Huntington is filled with a unique set of circumstances that set the area apart from others. The HRCC reflects that unique set of standards provided by the city, Bissett said.

“We represent more than 550 plus businesses that range from everything to very small mom and pop businesses to a Division I university, a regional healthcare system, numerous law firms, and a very diverse membership,” Bissett said. “We try to provide a voice for these people.”

Supplying a platform and advocating for local businesses, professionals and local happenings are only a few of the tasks carried out by the Chamber. Another large part of the Chamber’s duties is to support and put forth initiatives that target local economic growth.

Currently, the Chamber is working on a workforce development initiative. Becky Morgan, vice president and communications manager, said the chamber holds various events for local businessowners to “help them market their business through social media or new HR regulations that they need to be following. There is a continuous education (especially) for business owners.” Implementing growth in the area’s workforce is a main priority for the HRCC, Morgan said.

There are various other committees that the Chamber sponsors or is involved in first-hand, such as the Women to Women committee, Generation Huntington and Downtown Live. These promote and encourage the professional lives of people in the tri-state area through networking, community involvement and support from their fellow committee members, Morgan said. These committees also aim to help a common problem faced by the Chamber and the state alike, keeping and attracting young business people, Morgan said.

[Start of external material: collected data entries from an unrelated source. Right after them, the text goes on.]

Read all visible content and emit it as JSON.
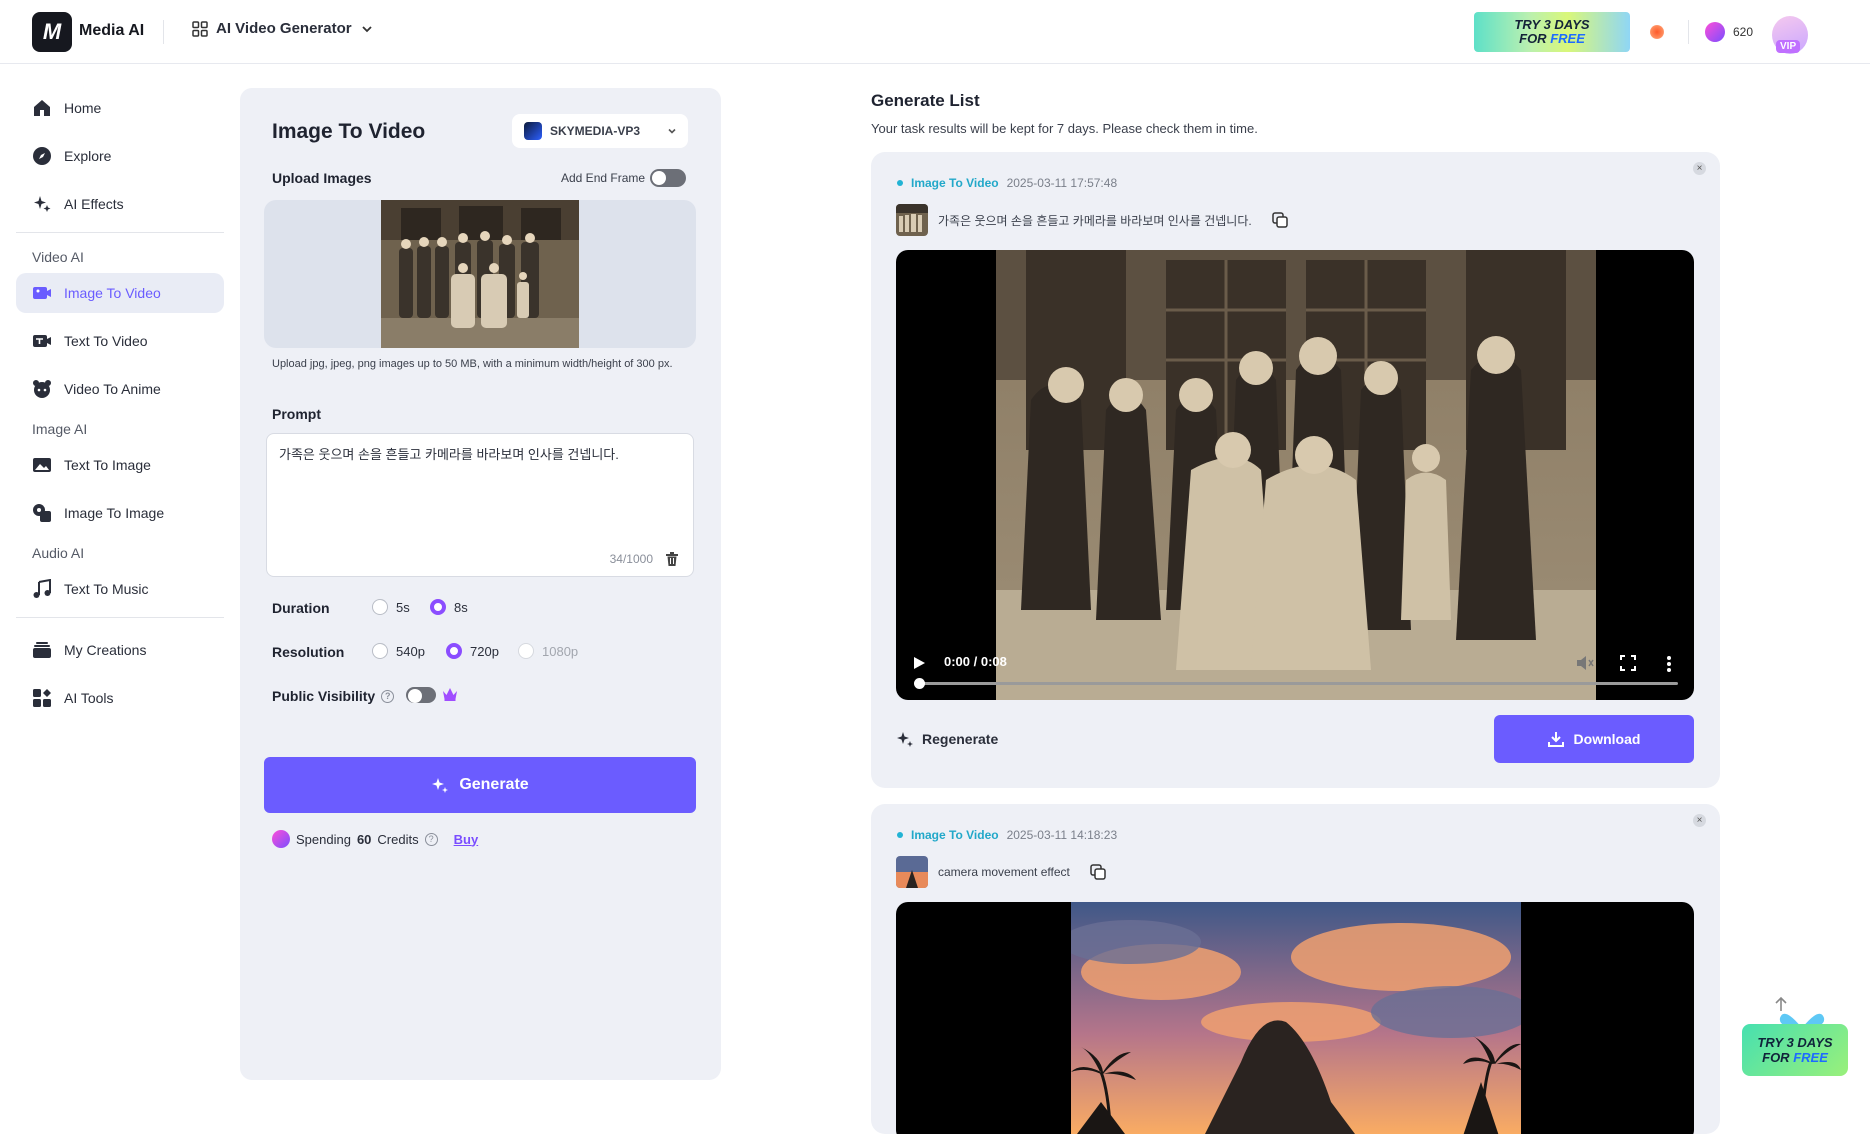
{
  "app": {
    "name": "Media AI",
    "logo_letter": "M"
  },
  "header": {
    "tool_switcher": "AI Video Generator",
    "promo": {
      "line1": "TRY 3 DAYS",
      "line2a": "FOR ",
      "line2b": "FREE"
    },
    "credits": "620",
    "vip": "VIP"
  },
  "sidebar": {
    "home": "Home",
    "explore": "Explore",
    "effects": "AI Effects",
    "video_section": "Video AI",
    "image_to_video": "Image To Video",
    "text_to_video": "Text To Video",
    "video_to_anime": "Video To Anime",
    "image_section": "Image AI",
    "text_to_image": "Text To Image",
    "image_to_image": "Image To Image",
    "audio_section": "Audio AI",
    "text_to_music": "Text To Music",
    "creations": "My Creations",
    "tools": "AI Tools"
  },
  "panel": {
    "title": "Image To Video",
    "model": "SKYMEDIA-VP3",
    "upload_label": "Upload Images",
    "end_frame": "Add End Frame",
    "hint": "Upload jpg, jpeg, png images up to 50 MB, with a minimum width/height of 300 px.",
    "prompt_label": "Prompt",
    "prompt_value": "가족은 웃으며 손을 흔들고 카메라를 바라보며 인사를 건넵니다.",
    "counter": "34/1000",
    "duration_label": "Duration",
    "duration_opts": [
      "5s",
      "8s"
    ],
    "duration_selected": "8s",
    "resolution_label": "Resolution",
    "resolution_opts": [
      "540p",
      "720p",
      "1080p"
    ],
    "resolution_selected": "720p",
    "visibility_label": "Public Visibility",
    "generate": "Generate",
    "spend_pre": "Spending",
    "spend_num": "60",
    "spend_post": "Credits",
    "buy": "Buy"
  },
  "list": {
    "title": "Generate List",
    "subtitle": "Your task results will be kept for 7 days. Please check them in time.",
    "cards": [
      {
        "tag": "Image To Video",
        "time": "2025-03-11 17:57:48",
        "prompt": "가족은 웃으며 손을 흔들고 카메라를 바라보며 인사를 건넵니다.",
        "video_time": "0:00 / 0:08",
        "regenerate": "Regenerate",
        "download": "Download"
      },
      {
        "tag": "Image To Video",
        "time": "2025-03-11 14:18:23",
        "prompt": "camera movement effect"
      }
    ]
  },
  "float_promo": {
    "line1": "TRY 3 DAYS",
    "line2a": "FOR ",
    "line2b": "FREE"
  }
}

“Getting these young professionals engaged in the community is a way to help keep them here,” Morgan said.

There are also some initiatives the Chamber endorses that may look familiar to Marshall University students. One of those being the Open to All program set forth by the mayor of Huntington. Bissett and the Chamber are in full support of the campaign, he said

“When someone fills out an application to be in our Chamber there’s nothing about one’s race, religion, or anything like that,” Bissett said. “We want everyone to have the opportunities to do business here and live here.”

Marshall is a huge supplier for the HRCC and the city of Huntington, Bissett said, and Marshall students are a huge contributor and target for the chamber.

“To have a Division I university in walking distance of our chamber is a big deal,” Bissett said. “It gives us a tremendous advantage as well as an economic engine that helps a lot of our businesses do well.”

The Chamber has their hands in various groups, committees and initiatives, Bissett said, and with a plethora of connections and business contacts, the HRCC wants to facilitate and see the continuing growth of Huntington and surrounding areas. When it comes to the success of the city and the HRCC, Bissett said he believes a lot of solution lies in changing the perception of Appalachia.

“This is a good place to live and work,” Bissett said. “The only people who can really fix this place is us.”